Spinal cord injury (SCI) is a severely debilitating condition affecting a large percentage of population in the U.S. Recovering SCI patients often have increased risk of developing persistent neuropathic pain and other neurodegenerative conditions beyond the primary lesion center later in their life. The molecular mechanism conferring to the “latent” damages at distal tissues, however, remains elusive. In this study, we aimed to understanding molecular changes conferring abnormal functionality at distal spinal cord (DSC) beyond the lesion center (LC) by combining next generation sequencing (RNA-seq and BS-seq), state-of-the-art super-resolution microscopy and immunofluorescence staining. We assessed changes in transcriptome, methylome and chromatin rearrangement of neurons at DSC 7 day post injury. We observed significant transcriptomic changes primarily enriched in neuroinflammation and synaptogenesis associated pathways.
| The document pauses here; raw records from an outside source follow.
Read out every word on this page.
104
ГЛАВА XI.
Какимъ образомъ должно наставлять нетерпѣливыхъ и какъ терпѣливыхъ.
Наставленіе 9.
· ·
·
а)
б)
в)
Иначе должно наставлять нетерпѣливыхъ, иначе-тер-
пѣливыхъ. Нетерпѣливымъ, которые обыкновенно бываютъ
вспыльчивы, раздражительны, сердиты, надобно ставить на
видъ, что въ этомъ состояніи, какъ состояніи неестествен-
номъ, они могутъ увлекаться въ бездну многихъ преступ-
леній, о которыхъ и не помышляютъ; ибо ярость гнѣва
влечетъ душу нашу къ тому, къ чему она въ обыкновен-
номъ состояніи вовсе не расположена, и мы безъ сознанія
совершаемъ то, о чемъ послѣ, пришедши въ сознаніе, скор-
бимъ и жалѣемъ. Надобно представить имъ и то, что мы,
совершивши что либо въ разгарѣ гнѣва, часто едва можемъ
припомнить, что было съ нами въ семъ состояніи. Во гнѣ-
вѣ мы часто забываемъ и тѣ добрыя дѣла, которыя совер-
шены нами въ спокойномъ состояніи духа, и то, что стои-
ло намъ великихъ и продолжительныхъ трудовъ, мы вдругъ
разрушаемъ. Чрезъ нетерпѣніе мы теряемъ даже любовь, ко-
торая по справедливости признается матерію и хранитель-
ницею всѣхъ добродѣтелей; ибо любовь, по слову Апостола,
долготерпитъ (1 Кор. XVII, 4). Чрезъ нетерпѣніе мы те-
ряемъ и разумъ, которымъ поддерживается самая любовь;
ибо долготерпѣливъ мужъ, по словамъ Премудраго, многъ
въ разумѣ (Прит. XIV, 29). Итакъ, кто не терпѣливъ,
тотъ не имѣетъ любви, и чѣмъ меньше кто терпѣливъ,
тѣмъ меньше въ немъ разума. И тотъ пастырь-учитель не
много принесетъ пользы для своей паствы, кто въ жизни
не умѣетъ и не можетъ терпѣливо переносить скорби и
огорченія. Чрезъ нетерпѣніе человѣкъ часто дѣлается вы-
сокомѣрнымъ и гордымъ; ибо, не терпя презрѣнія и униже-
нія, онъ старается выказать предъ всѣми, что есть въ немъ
Growth factors that regulate neurogenesis and neuron plasticity, including Egr1, Klf4, and Myc, are also found significantly upregulated. Significant changes were observed in the overall level of DNA 5mC and 5hmC as suggested by our imaging analysis. BS-seq results further confirmed the involvement of DNA methylation changes in regulating cytokine, growth factor and ion channel expression contributing to the observed transcriptomic changes. Collectively, our results provide the essential knowledge base towards understanding transcriptomic and epigenomic mechanism in conferring long-term disease risks at distal tissues away from the primary lesion center and shed light on potential molecular targets that govern the regulatory mechanism at DSC.